Thanks-Giving Square was originally planned as the first of several traffic-relieving complexes in downtown Dallas. The Bullington Truck Terminal, one of the key features in the Ponte-Travers-designed plan for downtown circulation, was constructed to consolidate street-level delivery trucks following Dallas' rapid growth in the 1960s. By placing truck traffic below-grade, it was estimated that 350 trucks per day would be removed from ground-level streets. The city issued $6.5 million for the project as part of the 1972 city bond program; construction was finished in 1977.

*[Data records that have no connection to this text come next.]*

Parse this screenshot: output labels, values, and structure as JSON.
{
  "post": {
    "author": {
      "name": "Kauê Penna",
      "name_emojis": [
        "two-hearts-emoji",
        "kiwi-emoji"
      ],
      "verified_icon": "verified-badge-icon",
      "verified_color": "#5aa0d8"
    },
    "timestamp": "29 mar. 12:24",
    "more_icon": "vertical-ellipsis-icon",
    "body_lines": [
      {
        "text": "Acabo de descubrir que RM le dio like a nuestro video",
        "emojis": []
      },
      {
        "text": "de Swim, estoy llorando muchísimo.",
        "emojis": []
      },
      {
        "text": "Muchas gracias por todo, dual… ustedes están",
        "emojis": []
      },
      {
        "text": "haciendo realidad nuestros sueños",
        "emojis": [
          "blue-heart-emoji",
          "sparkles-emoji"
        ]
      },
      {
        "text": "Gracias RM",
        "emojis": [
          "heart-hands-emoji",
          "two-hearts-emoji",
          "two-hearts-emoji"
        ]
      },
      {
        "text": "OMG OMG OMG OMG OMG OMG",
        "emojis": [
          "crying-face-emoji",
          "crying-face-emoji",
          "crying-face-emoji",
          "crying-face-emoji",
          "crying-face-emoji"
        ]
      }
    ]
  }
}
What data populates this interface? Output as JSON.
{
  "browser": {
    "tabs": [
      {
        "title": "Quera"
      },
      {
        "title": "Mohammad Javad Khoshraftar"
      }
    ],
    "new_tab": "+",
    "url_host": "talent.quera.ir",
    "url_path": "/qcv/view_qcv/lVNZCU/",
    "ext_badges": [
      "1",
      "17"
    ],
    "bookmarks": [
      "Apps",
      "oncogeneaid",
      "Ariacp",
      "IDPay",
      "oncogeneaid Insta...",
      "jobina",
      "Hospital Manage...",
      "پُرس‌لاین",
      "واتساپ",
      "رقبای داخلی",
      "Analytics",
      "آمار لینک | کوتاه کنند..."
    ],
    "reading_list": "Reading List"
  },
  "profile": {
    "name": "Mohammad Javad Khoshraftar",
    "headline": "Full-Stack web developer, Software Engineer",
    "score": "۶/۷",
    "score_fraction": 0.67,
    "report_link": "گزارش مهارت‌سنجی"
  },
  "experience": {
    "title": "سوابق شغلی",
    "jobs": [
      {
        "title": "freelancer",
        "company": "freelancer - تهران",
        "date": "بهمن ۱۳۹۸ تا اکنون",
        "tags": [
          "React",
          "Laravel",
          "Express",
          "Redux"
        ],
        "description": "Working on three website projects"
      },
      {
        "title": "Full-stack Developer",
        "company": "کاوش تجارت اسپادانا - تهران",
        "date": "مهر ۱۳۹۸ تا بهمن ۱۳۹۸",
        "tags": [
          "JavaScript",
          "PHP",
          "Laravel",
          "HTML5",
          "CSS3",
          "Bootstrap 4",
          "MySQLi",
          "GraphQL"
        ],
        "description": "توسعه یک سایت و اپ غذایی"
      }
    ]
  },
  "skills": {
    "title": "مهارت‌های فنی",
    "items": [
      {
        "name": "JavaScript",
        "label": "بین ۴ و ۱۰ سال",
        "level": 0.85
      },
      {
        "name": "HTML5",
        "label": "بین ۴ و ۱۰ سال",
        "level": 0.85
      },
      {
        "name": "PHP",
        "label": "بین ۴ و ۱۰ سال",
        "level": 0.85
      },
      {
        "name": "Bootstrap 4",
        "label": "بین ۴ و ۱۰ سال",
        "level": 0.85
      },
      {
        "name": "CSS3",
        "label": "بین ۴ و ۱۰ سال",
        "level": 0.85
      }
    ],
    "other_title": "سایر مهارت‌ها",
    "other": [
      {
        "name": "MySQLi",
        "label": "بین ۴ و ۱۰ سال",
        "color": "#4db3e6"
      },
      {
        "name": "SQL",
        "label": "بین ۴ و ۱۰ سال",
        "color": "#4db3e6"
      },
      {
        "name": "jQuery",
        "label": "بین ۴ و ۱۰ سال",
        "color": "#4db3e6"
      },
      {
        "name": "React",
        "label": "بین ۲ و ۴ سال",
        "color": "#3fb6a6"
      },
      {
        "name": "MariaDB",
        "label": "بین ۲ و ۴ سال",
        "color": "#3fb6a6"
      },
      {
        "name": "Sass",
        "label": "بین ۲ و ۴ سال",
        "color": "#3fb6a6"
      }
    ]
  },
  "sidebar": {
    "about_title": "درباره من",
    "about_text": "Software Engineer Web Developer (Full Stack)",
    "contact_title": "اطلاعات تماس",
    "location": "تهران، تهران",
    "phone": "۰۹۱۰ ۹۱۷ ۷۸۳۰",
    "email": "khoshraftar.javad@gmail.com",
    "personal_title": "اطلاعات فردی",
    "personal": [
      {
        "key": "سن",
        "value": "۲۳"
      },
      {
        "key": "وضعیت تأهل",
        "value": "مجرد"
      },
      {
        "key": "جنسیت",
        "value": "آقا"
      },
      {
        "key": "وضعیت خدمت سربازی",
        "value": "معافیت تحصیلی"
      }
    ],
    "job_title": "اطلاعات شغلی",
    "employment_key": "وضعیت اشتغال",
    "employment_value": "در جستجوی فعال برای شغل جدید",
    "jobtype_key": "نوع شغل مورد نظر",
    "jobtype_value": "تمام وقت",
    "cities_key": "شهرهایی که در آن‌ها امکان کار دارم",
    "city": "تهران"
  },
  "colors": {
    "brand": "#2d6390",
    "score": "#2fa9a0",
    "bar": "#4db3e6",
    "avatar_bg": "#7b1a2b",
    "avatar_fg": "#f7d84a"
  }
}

The city-owned truck terminal lies 50 feet below ground and contains 43 spaces for trucks, which enter from a portal located at Patterson Street. Adjacent buildings such as the Republic Center, Energy Plaza, Thanksgiving Tower and Fidelity Union Tower built connections to the truck terminal at their own expense and use it as their primary loading dock. Despite plans for several similar facilities in the Dallas Central Business District; the Bullington Truck Terminal was the only one funded and completed.

==End of an Era==

In November 2025, after 53 years of Thanksgiving Square, Dallas City Manager Kim Tolbert and members of the city council decided to cut funding for Thanksgiving Foundation, the non-profit that is responsible for the 3-acre, sunken downtown haven. This includes the bell tower that has gold-leafed Circle of Thanks and the 90 ft tall chapel with the stained glass called “Glory Window.” As of April 1, 2026, the Thanksgiving Foundation was due $500,000 from the City of Dallas. The City claimed that they notified the foundation that they would no longer be providing any funding due to it not being included in the budget planning. Tolbert also cited “lack of public benefit” for the underground walkway.

These decisions were made by the City Council, with no public discussion, an incident that outraged many citizens. An unnamed council member stated that Tolbert ultimately made the executive decision during a closed session.